The physiological role of bile acids is to increase the solubility of dietary fat and facilitate its degradation and absorption. Due to their detergent properties, bile acids also alter cell membranes and thus have cytotoxic and bactericidal effects, noticeable by an increased membrane fluidity and permeability [11–14]. Depending on the bile concentration, disruption of the cell membrane integrity occurs nearly instantaneously, causing cell leakage and death, or more slowly and subtly by altering the membrane permeability and fluidity, the activity of critical proteins in the cell membrane and the membrane hydrophobicity . In addition to destruction of the bacterial cell membrane integrity, bile also induces DNA damage, denaturation and misfolding of proteins, leading to the death of bacteria .

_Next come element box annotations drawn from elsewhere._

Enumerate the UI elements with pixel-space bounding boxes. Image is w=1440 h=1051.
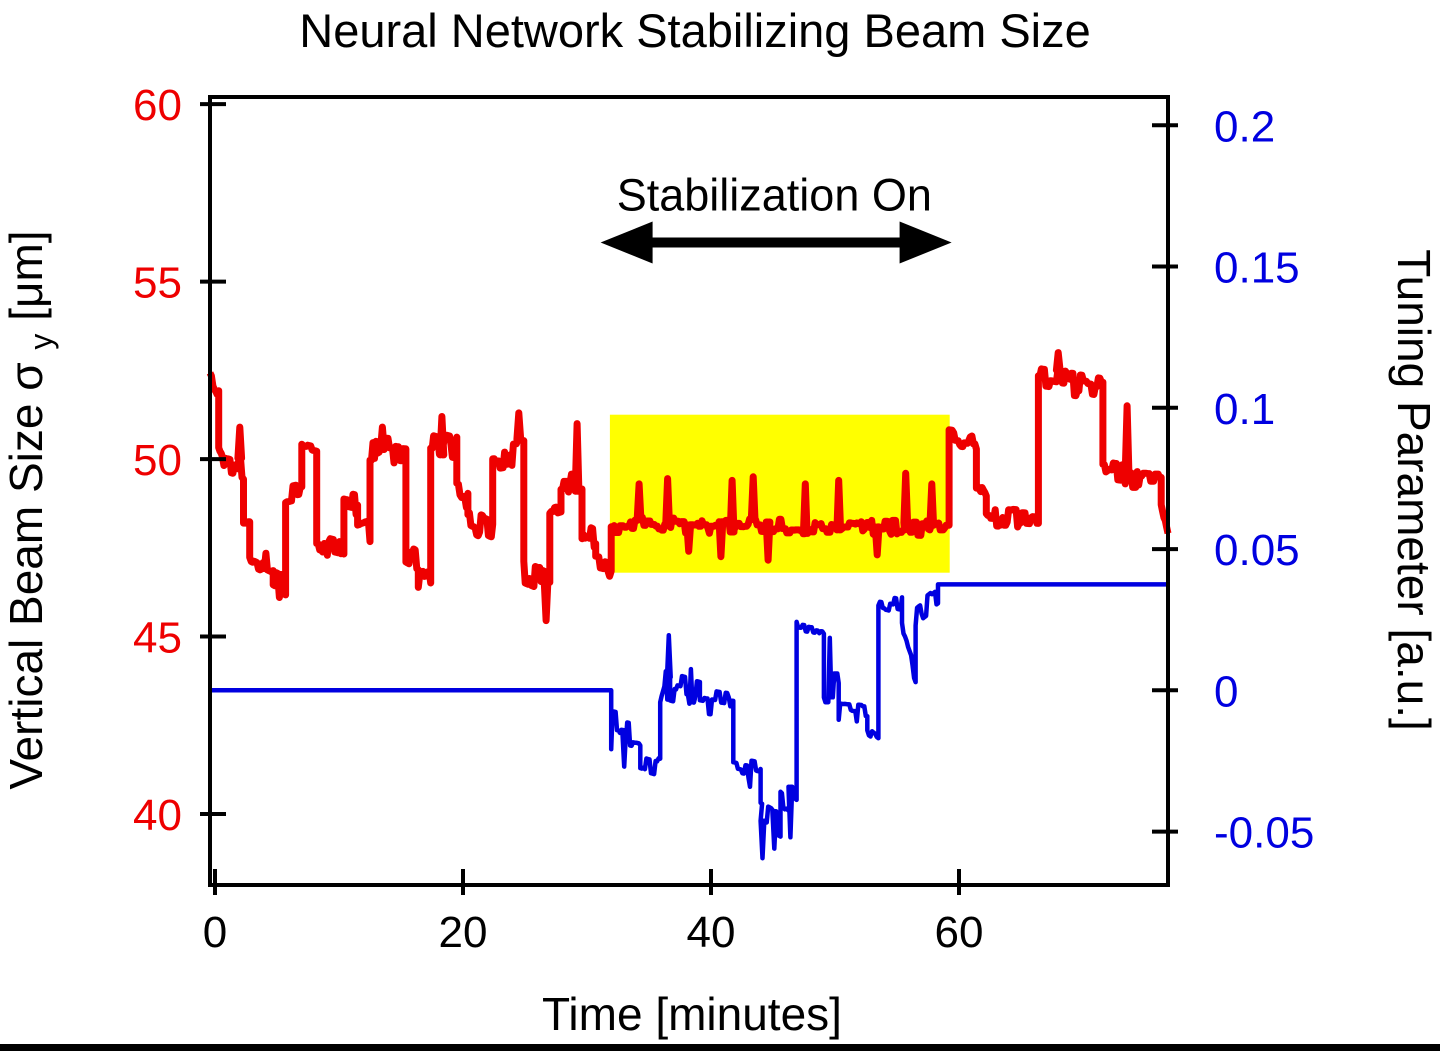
y-right-axis-label: Tuning Parameter [a.u.] [1388,249,1440,731]
plot-frame [208,95,1170,887]
y-left-label-main: Vertical Beam Size σ [0,362,52,789]
series-layer [206,349,1172,861]
highlight-layer [609,414,950,573]
tuning-parameter-line [209,582,1169,861]
bottom-border-bar [0,1044,1440,1051]
x-axis-tick-label: 60 [935,908,984,957]
stabilization-highlight-rect [609,414,950,573]
y-right-axis-tick-label: 0.05 [1214,526,1300,575]
y-right-axis-tick-label: 0.1 [1214,385,1275,434]
y-left-axis-tick-label: 55 [133,259,182,308]
y-right-axis-tick-label: 0.15 [1214,244,1300,293]
y-right-axis-tick-label: -0.05 [1214,809,1314,858]
y-left-axis-tick-label: 40 [133,791,182,840]
beam-size-line [206,349,1172,625]
y-left-axis-tick-label: 60 [133,81,182,130]
y-left-axis-tick-label: 50 [133,436,182,485]
y-right-axis-tick-label: 0.2 [1214,102,1275,151]
x-axis-tick-label: 40 [687,908,736,957]
stabilization-arrow [600,221,952,264]
chart-title: Neural Network Stabilizing Beam Size [299,4,1091,57]
ticks-layer [200,102,1178,895]
tick-labels-layer: 0 20 40 60 40 45 50 55 60 -0.05 0 0.05 0.1 0.15 0.2 [133,81,1314,957]
stabilization-annotation: Stabilization On [617,170,932,221]
x-axis-tick-label: 0 [203,908,227,957]
y-left-axis-tick-label: 45 [133,614,182,663]
y-left-label-units: [μm] [0,230,52,320]
arrow-head-right [899,221,952,264]
y-left-axis-label: Vertical Beam Size σ y [μm] [0,230,62,789]
x-axis-tick-label: 20 [439,908,488,957]
y-right-axis-tick-label: 0 [1214,667,1238,716]
arrow-head-left [600,221,653,264]
x-axis-label: Time [minutes] [542,988,842,1040]
y-left-label-subscript: y [23,334,59,350]
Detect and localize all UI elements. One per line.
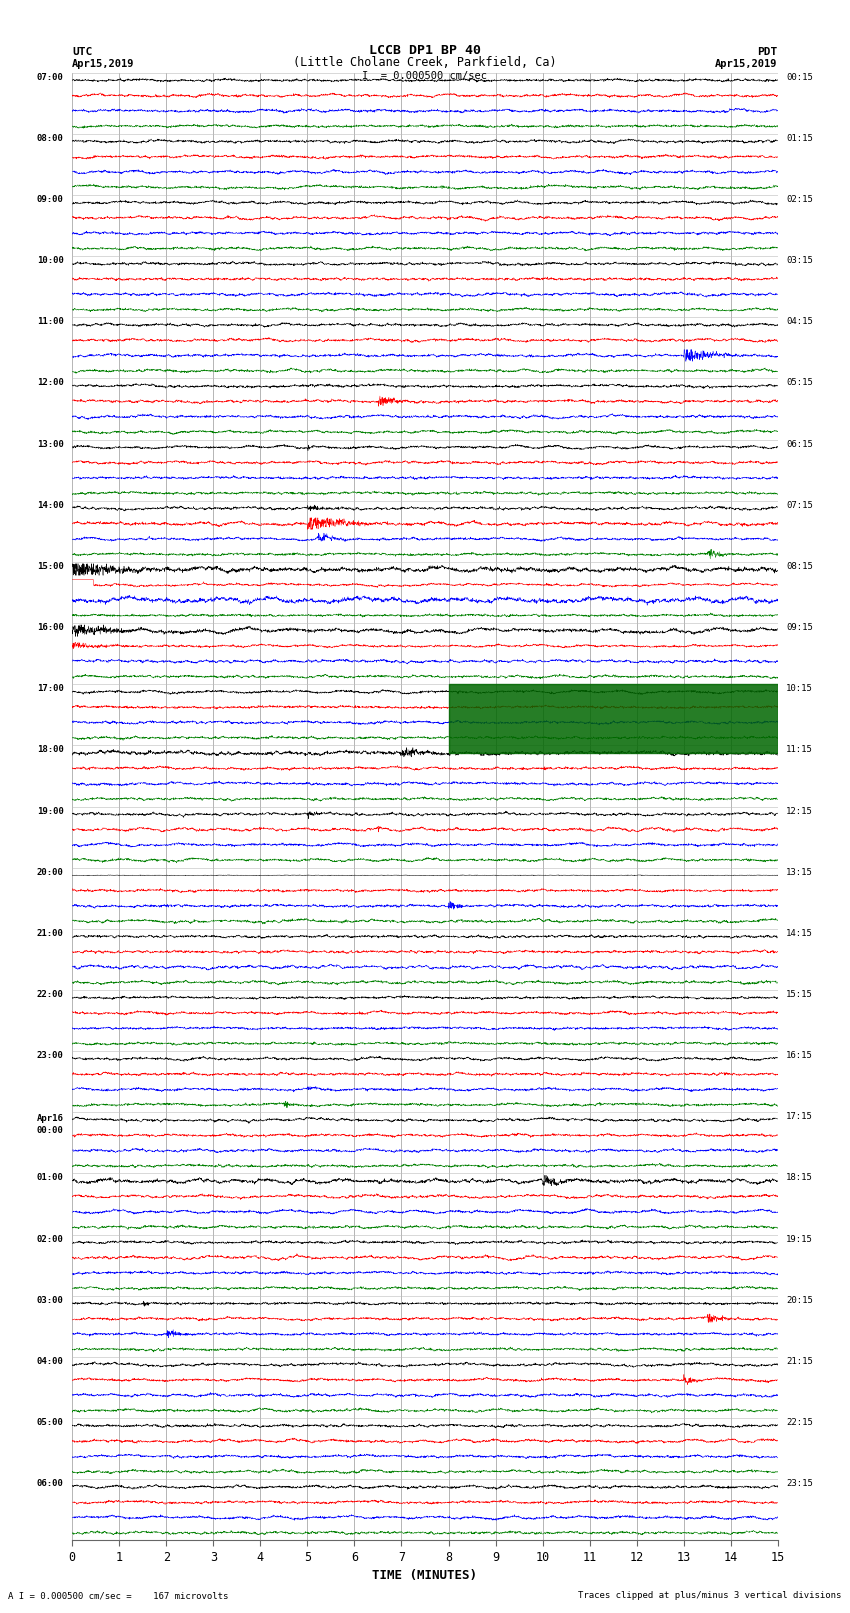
Text: 23:00: 23:00 <box>37 1052 64 1060</box>
Text: 08:15: 08:15 <box>786 561 813 571</box>
Text: UTC: UTC <box>72 47 93 58</box>
Text: 09:15: 09:15 <box>786 623 813 632</box>
Text: Apr15,2019: Apr15,2019 <box>715 60 778 69</box>
Text: 23:15: 23:15 <box>786 1479 813 1489</box>
Text: Traces clipped at plus/minus 3 vertical divisions: Traces clipped at plus/minus 3 vertical … <box>578 1590 842 1600</box>
Text: 01:00: 01:00 <box>37 1174 64 1182</box>
Text: A I = 0.000500 cm/sec =    167 microvolts: A I = 0.000500 cm/sec = 167 microvolts <box>8 1590 229 1600</box>
Text: 08:00: 08:00 <box>37 134 64 142</box>
Text: 03:00: 03:00 <box>37 1295 64 1305</box>
Text: 10:00: 10:00 <box>37 256 64 265</box>
Text: 14:15: 14:15 <box>786 929 813 937</box>
Text: 18:15: 18:15 <box>786 1174 813 1182</box>
Text: (Little Cholane Creek, Parkfield, Ca): (Little Cholane Creek, Parkfield, Ca) <box>293 56 557 69</box>
Text: 19:15: 19:15 <box>786 1234 813 1244</box>
Text: 14:00: 14:00 <box>37 500 64 510</box>
X-axis label: TIME (MINUTES): TIME (MINUTES) <box>372 1569 478 1582</box>
Text: 06:00: 06:00 <box>37 1479 64 1489</box>
Text: 10:15: 10:15 <box>786 684 813 694</box>
Text: 00:00: 00:00 <box>37 1126 64 1136</box>
Text: 19:00: 19:00 <box>37 806 64 816</box>
Text: 00:15: 00:15 <box>786 73 813 82</box>
Text: Apr16: Apr16 <box>37 1115 64 1123</box>
Text: 21:15: 21:15 <box>786 1357 813 1366</box>
Bar <box>449 684 778 753</box>
Text: 11:15: 11:15 <box>786 745 813 755</box>
Text: 02:00: 02:00 <box>37 1234 64 1244</box>
Text: 20:15: 20:15 <box>786 1295 813 1305</box>
Text: 05:00: 05:00 <box>37 1418 64 1428</box>
Text: 22:00: 22:00 <box>37 990 64 998</box>
Text: 01:15: 01:15 <box>786 134 813 142</box>
Text: 17:00: 17:00 <box>37 684 64 694</box>
Text: 09:00: 09:00 <box>37 195 64 203</box>
Text: 11:00: 11:00 <box>37 318 64 326</box>
Text: Apr15,2019: Apr15,2019 <box>72 60 135 69</box>
Text: 13:00: 13:00 <box>37 440 64 448</box>
Text: 05:15: 05:15 <box>786 379 813 387</box>
Text: 07:15: 07:15 <box>786 500 813 510</box>
Text: 06:15: 06:15 <box>786 440 813 448</box>
Text: 21:00: 21:00 <box>37 929 64 937</box>
Text: PDT: PDT <box>757 47 778 58</box>
Text: I  = 0.000500 cm/sec: I = 0.000500 cm/sec <box>362 71 488 81</box>
Text: 17:15: 17:15 <box>786 1113 813 1121</box>
Text: 07:00: 07:00 <box>37 73 64 82</box>
Text: 12:15: 12:15 <box>786 806 813 816</box>
Text: 16:15: 16:15 <box>786 1052 813 1060</box>
Text: 13:15: 13:15 <box>786 868 813 876</box>
Text: 18:00: 18:00 <box>37 745 64 755</box>
Text: 04:00: 04:00 <box>37 1357 64 1366</box>
Text: 20:00: 20:00 <box>37 868 64 876</box>
Text: 02:15: 02:15 <box>786 195 813 203</box>
Text: 12:00: 12:00 <box>37 379 64 387</box>
Text: 16:00: 16:00 <box>37 623 64 632</box>
Text: 04:15: 04:15 <box>786 318 813 326</box>
Text: LCCB DP1 BP 40: LCCB DP1 BP 40 <box>369 44 481 58</box>
Text: 22:15: 22:15 <box>786 1418 813 1428</box>
Text: 15:00: 15:00 <box>37 561 64 571</box>
Text: 15:15: 15:15 <box>786 990 813 998</box>
Text: 03:15: 03:15 <box>786 256 813 265</box>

Gram-positive bacteria tend to be more sensitive to bile than Gram-negative bacteria, but bile tolerance is very strain specific, so generalized statements for species are not possible [17–19]. Despite the bactericidal effects of bile, some micro-organisms have developed bile resistance by induction of bile metabolizing enzymes and transport systems or by altering membrane permeability, fluidity or charge. Some enteric pathogens may even depend on bile as a host signal for virulence regulation. For example, Salmonella enterica serovar Typhimurium possesses the multidrug efflux pump AcrAB for bile removal and transport through the outer membrane . Moreover, invasion of the host’s epithelial cells by this bacterium is induced by lowered bile concentrations, so after transit to the distal ileum or into the mucus layer .
The co-ingestion of food is an important factor in the antibacterial activity of bile in the intestines. Bile inactivation of bacteria is influenced by the presence of food components, which can create protective micro-environments or bind bile. For example, the maximum bile concentration tolerated by B. cereus during growth in intestinal medium was 3 g/L porcine bile when pea soup was supplemented, while only 0.9 g/L and 0.6 g/L bile were tolerated in the presence of milk and the absence of food, respectively . Also for Lactobacillus curvatus, the presence of a food matrix, namely meat, increased its bile tolerance and subsequently its gastrointestinal survival . Similarly, the bile tolerance of Bifidobacterium breve was enhanced by soy proteins .
In this study, the gastrointestinal survival of vegetative B. cereus cells was investigated and linked to the bactericidal role of bile. The B. cereus inoculum was cultivated in the composite food matrix lasagne verde prior to the in vitro simulation of the gastrointestinal passage to include any potential protective effects of the food particles on the gastrointestinal survival of B. cereus.